The publisher is closing Balamory magazine, together with Amy, the lifestyle title aimed at girls aged five to eight. BBC Magazines, which has about 80 editorial staff across its entire children's portfolio, says staff working on these titles will be redeployed within the group.
Tweenies, which, like Balamory, is still televised, had a circulation of 200,000 in 2002, but has suffered a massive fall in circulation. Its latest audited figure, between January and June 2008, reveals its circulation had fallen to just more than 30,000.
Balamory, which launched in April 2004 and is still running as a tele-vision programme, was selling more than 95,000 copies between July and December 2004, but its circulation has shrunk significantly in recent years.
According to its latest Audit Bureau of Circulations figures, sales of the monthly title, priced at £1.99 and featuring a mix of drawings, puzzles and games, were just 24,049 between July and December 2008. The final edition, the March issue, is currently on sale.
Amy, also closing this month, had a circulation of just more than 24,000 in the last ABC period.
In 2007, the £1.99 weekly had a circulation of more than 40,000.
A spokesman for BBC Magazines said: "We regularly review and refresh our portfolio to reflect popular brands and programming on CBBC/CBeebies. In 2008, we launched CBeebies Animals, CBeebies Art and Match of the Day weekly and we have already announced that we will be launching a new title, Waybuloo magazine, in summer 2009." Waybuloo is aimed at three-to-five -year olds.

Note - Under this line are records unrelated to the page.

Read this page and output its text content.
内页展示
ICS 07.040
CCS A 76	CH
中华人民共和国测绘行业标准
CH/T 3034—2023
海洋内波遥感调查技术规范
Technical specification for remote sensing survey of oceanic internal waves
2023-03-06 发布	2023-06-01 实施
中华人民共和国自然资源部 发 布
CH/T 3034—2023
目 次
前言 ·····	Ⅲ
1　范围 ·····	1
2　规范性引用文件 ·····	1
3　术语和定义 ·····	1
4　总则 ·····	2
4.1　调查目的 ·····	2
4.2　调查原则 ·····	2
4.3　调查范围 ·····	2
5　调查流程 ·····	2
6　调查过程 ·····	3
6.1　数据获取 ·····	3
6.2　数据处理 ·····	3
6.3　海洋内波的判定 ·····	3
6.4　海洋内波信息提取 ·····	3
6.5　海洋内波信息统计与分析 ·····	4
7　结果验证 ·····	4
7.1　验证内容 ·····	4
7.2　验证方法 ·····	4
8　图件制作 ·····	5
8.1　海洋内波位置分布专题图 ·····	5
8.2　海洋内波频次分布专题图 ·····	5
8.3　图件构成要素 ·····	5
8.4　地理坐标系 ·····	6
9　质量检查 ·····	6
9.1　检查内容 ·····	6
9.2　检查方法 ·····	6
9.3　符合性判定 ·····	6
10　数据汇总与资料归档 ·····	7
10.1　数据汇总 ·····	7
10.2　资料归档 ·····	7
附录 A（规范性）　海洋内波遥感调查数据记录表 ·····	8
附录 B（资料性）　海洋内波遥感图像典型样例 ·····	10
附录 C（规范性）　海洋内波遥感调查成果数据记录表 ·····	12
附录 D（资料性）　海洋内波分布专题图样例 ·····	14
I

The publisher's other children's titles include Teletubbies and In the Night Garden.
In December, BBC Magazines announced it was restructuring its 100-strong centralised sales team, handing more commercial duties to its individual titles and making 10 redundancies.
The company's second major commercial restructure in two years resulted in most sales being divided up among individual magazines.
Previously, the centralised team was structured into classified, inserts and brand solutions teams, which sold across the portfolio of titles.